A bipartisan group of lawmakers is calling on federal health officials to crack down on potential abuse in hospice settings where medically assisted suicide is available, warning that vulnerable patients may be subtly coerced into ending their lives.
The members of Congress sent a letter Thursday to HHS Secretary Robert F. Kennedy Jr. and the Centers for Medicare and Medicaid Services requesting strict monitoring rules to prevent discrimination and mistreatment. The group includes Republican Senator James Lankford, Democratic Senator Tim Kaine, Republican Representative Greg Murphy, and Democratic Representative Jose Luis Correa.
"Hospice should be a place of compassion, comfort, and care, where the suffering are surrounded by loved ones and quality health care, not a place where they feel quietly pressured to end their lives through assisted suicide," Lankford said in a statement.
The lawmakers specifically asked federal authorities to investigate whether insurance companies are denying life-sustaining medical coverage while offering to pay for physician-assisted suicide drugs instead. They also want closer scrutiny of whether hospices comply with federal bans on using public funds for medically assisted suicide services.
Thirteen states plus Washington, D.C. currently permit medically assisted suicide, with New York and California among them. Eligible patients are typically adults with terminal diagnoses and six months or less to live who self-administer prescribed lethal medication under state law.
The congressional letter highlighted a particular concern: the witness requirement for assisted suicide may not adequately protect elderly patients from financial pressure. Witnesses could themselves benefit from a patient's death through inheritance or life insurance proceeds, creating a potential conflict of interest.
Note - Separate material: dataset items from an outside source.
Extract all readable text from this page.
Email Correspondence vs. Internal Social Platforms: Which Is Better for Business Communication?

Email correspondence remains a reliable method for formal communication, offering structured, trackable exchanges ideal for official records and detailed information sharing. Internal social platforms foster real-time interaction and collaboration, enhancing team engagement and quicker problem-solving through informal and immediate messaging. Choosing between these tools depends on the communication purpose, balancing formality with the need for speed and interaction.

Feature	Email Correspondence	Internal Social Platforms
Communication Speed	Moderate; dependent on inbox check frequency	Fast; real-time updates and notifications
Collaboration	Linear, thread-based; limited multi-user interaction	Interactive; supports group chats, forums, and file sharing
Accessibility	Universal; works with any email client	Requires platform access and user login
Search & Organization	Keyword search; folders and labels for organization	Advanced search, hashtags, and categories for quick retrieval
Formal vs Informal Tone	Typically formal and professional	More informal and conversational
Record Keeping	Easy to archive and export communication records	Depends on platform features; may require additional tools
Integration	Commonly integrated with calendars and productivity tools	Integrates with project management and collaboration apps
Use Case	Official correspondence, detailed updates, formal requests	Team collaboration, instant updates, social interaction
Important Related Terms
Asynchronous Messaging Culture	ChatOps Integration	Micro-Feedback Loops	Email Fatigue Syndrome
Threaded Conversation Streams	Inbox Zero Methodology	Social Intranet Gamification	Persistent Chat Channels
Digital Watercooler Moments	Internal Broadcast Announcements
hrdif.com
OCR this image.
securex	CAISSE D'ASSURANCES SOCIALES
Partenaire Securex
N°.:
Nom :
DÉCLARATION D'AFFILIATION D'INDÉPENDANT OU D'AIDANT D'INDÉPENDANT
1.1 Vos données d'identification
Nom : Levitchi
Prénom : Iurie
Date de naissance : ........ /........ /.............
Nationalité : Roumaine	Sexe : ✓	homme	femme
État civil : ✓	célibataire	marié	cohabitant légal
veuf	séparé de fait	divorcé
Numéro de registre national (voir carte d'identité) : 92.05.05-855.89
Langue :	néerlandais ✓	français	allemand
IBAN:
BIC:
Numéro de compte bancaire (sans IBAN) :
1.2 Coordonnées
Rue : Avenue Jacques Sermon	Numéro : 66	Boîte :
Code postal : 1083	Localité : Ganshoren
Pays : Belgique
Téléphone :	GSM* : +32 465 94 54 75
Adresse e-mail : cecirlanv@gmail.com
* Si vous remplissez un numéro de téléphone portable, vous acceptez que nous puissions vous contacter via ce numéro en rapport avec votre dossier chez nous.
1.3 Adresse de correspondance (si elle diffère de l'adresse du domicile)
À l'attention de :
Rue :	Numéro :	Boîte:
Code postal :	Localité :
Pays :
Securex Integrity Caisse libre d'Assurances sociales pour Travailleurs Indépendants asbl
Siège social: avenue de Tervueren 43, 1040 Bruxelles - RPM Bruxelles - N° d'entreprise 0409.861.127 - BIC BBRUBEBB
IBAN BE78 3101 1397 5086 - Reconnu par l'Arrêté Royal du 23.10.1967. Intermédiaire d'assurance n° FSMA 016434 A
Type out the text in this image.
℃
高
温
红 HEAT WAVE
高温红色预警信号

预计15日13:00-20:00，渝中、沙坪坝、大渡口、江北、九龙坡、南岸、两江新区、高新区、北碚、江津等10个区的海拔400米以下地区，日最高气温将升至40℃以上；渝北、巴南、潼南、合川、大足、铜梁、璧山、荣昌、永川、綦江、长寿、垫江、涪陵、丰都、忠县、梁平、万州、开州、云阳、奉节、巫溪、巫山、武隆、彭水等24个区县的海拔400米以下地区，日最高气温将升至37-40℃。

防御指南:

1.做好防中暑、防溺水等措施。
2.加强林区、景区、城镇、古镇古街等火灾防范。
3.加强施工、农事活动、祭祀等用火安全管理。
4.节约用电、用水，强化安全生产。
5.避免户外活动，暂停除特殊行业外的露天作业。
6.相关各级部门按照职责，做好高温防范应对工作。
Older adults and people with disabilities face elevated risk of being pressured into ending their lives, lawmakers said. Disability rights advocates have warned that legalizing physician-assisted suicide sends a troubling message about how society values the lives of people with disabilities.
Since 1997, at least 14,446 Americans have died by physician-assisted suicide, according to the nonprofit Aging With Dignity.
Author James Rodriguez: "This is a legitimate concern that shouldn't be ignored by those who support end-of-life options. Safeguards protecting vulnerable patients are not obstacles to compassionate care, they're essential to it."